In a 41-page ruling on Dec. 9, U.S. District Judge Donald Molloy stated that the law was unconstitutional as it applies to employers and employees of health care settings.

“No party questions the authority of the Montana Legislature and Governor to exercise their respective legislative or executive authority to enact or modify public health and anti-discrimination laws,” the lawsuit states. “Rather, the challenge, in this case, stems from an ostensibly purposed anti-discrimination statute and its incongruent impact on healthcare providers and patients, hospitals, nursing homes, doctor’s offices.”

Law Fails to Deal Specifically With COVID-19

State Attorney General Austin Knudsen and Department of Labor Commissioner Laurie Esau were named as defendants in the lawsuit.

The lawsuit goes on to state that the law passed in 2021 failed to distinguish between vaccines and did not deal specifically with COVID-19, instead encompassing “all vaccines whether for measles, mumps, rubella, tetanus, diphtheria, pertussis, hepatitis, or flu.”

This, in turn, plaintiffs argue, “caused critical concerns for health care providers whether hospitals, doctor’s offices or other medical facilities by limiting the ability of such providers to know the vaccination status of patients and employees.”

Plaintiffs also argue that the law “preemptively precludes health care providers and other employers from knowing the vaccination status of employees or patients if the employee or patient refuses to answer any inquiry about vaccination status or immunity passports.”

That situation, for any number of reasons, creates untoward problems for healthcare providers of any description in trying to protect the environment where services to patients are rendered and to prevent the spread of diseases,” the lawsuit states.

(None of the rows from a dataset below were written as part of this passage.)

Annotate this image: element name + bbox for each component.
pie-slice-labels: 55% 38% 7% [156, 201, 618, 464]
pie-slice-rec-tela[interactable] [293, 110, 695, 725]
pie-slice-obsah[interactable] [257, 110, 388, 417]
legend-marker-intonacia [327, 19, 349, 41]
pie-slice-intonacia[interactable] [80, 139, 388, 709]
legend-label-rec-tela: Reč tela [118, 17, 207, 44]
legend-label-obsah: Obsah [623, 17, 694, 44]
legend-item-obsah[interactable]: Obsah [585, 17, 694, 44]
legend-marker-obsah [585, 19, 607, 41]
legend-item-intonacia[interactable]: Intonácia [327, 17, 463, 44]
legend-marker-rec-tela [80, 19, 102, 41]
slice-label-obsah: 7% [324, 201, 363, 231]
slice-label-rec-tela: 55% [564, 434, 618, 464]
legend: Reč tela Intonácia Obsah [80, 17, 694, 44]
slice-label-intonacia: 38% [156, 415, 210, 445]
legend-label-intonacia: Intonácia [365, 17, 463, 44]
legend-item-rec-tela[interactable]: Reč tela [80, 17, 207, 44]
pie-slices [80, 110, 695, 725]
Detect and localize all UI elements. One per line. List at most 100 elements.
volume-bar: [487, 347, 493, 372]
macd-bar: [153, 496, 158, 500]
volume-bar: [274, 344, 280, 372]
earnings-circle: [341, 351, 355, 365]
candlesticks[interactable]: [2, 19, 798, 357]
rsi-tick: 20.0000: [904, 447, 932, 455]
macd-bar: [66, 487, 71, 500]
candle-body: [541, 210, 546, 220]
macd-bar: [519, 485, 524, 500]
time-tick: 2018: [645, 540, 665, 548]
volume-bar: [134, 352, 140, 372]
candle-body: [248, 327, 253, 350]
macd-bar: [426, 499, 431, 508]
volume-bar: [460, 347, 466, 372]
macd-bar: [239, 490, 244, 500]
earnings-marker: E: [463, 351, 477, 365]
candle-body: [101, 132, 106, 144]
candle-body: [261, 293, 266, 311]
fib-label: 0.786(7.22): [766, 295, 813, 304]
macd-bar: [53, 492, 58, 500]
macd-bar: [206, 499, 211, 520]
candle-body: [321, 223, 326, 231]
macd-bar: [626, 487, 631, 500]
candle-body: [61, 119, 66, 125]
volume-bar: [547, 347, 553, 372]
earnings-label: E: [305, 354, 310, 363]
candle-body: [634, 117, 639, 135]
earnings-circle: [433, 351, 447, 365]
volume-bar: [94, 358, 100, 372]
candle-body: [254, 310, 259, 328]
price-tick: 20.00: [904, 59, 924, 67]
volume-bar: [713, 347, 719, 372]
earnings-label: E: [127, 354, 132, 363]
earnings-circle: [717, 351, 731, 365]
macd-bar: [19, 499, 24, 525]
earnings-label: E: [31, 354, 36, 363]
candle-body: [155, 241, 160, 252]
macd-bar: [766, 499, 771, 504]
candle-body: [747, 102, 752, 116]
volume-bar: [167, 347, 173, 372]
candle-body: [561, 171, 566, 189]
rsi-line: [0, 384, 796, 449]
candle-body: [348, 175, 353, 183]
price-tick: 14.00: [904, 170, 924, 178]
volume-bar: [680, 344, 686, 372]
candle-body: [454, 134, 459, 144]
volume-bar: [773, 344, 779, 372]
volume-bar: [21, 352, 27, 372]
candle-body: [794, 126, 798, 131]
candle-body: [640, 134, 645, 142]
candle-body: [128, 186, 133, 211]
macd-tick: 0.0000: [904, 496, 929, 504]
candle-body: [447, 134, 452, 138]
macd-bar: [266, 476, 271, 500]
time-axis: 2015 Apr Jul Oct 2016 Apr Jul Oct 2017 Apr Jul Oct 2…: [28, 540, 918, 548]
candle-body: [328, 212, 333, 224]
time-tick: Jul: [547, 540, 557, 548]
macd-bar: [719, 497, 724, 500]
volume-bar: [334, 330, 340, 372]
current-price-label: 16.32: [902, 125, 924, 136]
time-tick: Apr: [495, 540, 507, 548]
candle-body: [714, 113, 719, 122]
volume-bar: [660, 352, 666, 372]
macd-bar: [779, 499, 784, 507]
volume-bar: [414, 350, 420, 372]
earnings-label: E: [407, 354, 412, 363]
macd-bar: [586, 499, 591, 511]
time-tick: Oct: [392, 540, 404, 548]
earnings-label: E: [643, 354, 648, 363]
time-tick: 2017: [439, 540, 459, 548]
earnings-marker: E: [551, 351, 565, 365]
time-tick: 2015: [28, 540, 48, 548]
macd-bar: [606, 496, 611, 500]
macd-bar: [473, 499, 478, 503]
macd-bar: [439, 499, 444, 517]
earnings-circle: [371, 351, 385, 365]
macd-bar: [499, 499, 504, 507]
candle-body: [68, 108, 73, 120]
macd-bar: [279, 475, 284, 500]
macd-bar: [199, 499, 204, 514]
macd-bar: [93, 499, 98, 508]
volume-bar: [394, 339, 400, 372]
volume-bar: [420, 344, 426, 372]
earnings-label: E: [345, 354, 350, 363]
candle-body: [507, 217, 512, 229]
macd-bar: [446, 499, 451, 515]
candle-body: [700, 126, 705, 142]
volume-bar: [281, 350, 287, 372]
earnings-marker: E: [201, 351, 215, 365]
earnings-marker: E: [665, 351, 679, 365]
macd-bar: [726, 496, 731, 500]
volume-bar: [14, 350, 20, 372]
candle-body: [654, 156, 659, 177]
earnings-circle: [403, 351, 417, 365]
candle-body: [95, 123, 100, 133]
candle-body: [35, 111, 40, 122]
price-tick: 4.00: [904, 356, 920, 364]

The lawsuit argues that the law as it pertains to health care settings violated a string of laws.

In his ruling on Friday, Molloy said that plaintiffs had successfully argued that the law violated the Americans with Disabilities Act, the Occupational Safety and Health Act, and the Centers for Medicare and Medicaid Services regulations.

Specifically, he said, plaintiffs had successfully argued that the law was preempted by the federal Americans with Disabilities Act which requires employers to consider accommodation to create a safe work environment for workers, including employees who are immunocompromised.

‘A Win for All Montanans’

“Deprived by law of the ability to require vaccination or immunity status of an employee, a health care employer is not able to properly consider possible reasonable accommodations if an employee asks to limit his or her exposure to unvaccinated individuals,” wrote Molloy, a Clinton appointee.

The judge further noted that HB 702 “removes an essential tool from the health care provider’s toolbox to stop or minimize the risk of spreading vaccine-preventable disease.”